Source areas for a passively diffusing methane gas from South Asian paddy fields using the Flux Footprint Model

The annual rate of methane emissions from paddy fields is uncertain due to the differences in climatic conditions, soil characteristics, duration and patterns of flooding, and other parameters. Thus it is important to identify and estimate the source patches of methane emissions from the paddy fields, and also the magnitude of the flux.The main aim of this work is to identify and quantify the specific source areas for passively diffusing methane gas from a typical South Asian Paddy Field. The SAM2 model is used to characterize each of the source patches corresponding to each of the methane fluxes computed by an indirect method, based on the analytical solution of the Eulerian advection-diffusion equation for vertical diffusion. The results of the model are presented as characteristic dimensions of the source patches: the maximum source location (i.e. the upwind distance of the surface element with the maximum-weight influence), the near and far ends of the source area, and its maximal lateral extension.Micrometeorological parameters like wind direction, wind speed, temperature, relative humidity and concentration of methane gas are measured at certain time intervals. These data are fed into the meteorological pre-processor to generate time dependent atmospheric scaling factors (Richardson Number, Monin-Obukhov Length etc.). These are used directly in SAM2 to generate the elliptic patches with P (the fraction of the total integrated source weight function) varying from 40% (stable) to 99% (unstable).
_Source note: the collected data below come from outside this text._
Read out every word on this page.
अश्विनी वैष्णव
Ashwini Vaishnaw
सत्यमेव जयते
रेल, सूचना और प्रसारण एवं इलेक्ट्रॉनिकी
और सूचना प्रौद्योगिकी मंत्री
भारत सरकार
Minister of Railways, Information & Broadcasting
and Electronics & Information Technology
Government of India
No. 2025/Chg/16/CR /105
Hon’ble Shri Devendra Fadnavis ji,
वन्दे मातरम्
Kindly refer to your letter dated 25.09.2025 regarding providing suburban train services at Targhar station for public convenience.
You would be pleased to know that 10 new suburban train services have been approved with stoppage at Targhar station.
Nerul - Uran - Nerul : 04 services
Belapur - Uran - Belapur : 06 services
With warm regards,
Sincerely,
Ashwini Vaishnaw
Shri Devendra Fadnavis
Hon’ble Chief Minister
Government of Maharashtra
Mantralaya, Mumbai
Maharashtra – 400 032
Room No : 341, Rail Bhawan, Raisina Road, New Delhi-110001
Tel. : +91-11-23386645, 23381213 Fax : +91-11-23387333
The simulations of SAM2 are related directly to the non-dimensional surface-layer scaling variables by the well-known Levenburg-Marquardt Non-Linear Least Square Method in a parameterized model, which provides a user-friendly estimate of the surface area responsible for the measured methane concentration. The application of SAM2 allows us to draw conclusions about the appropriateness of the spatial representation and localness of methane concentration measurements.

► Flux chambers cannot replicate the real world atmospheric conditions. ► Specific source area corresponding to a particular methane flux was predicted. ► SAM2 model was also validated. ► Micrometeorological parameters were measured. ► Atmospheric scaling factors like the Richardson Number, Monin-Obukhov Length were computed.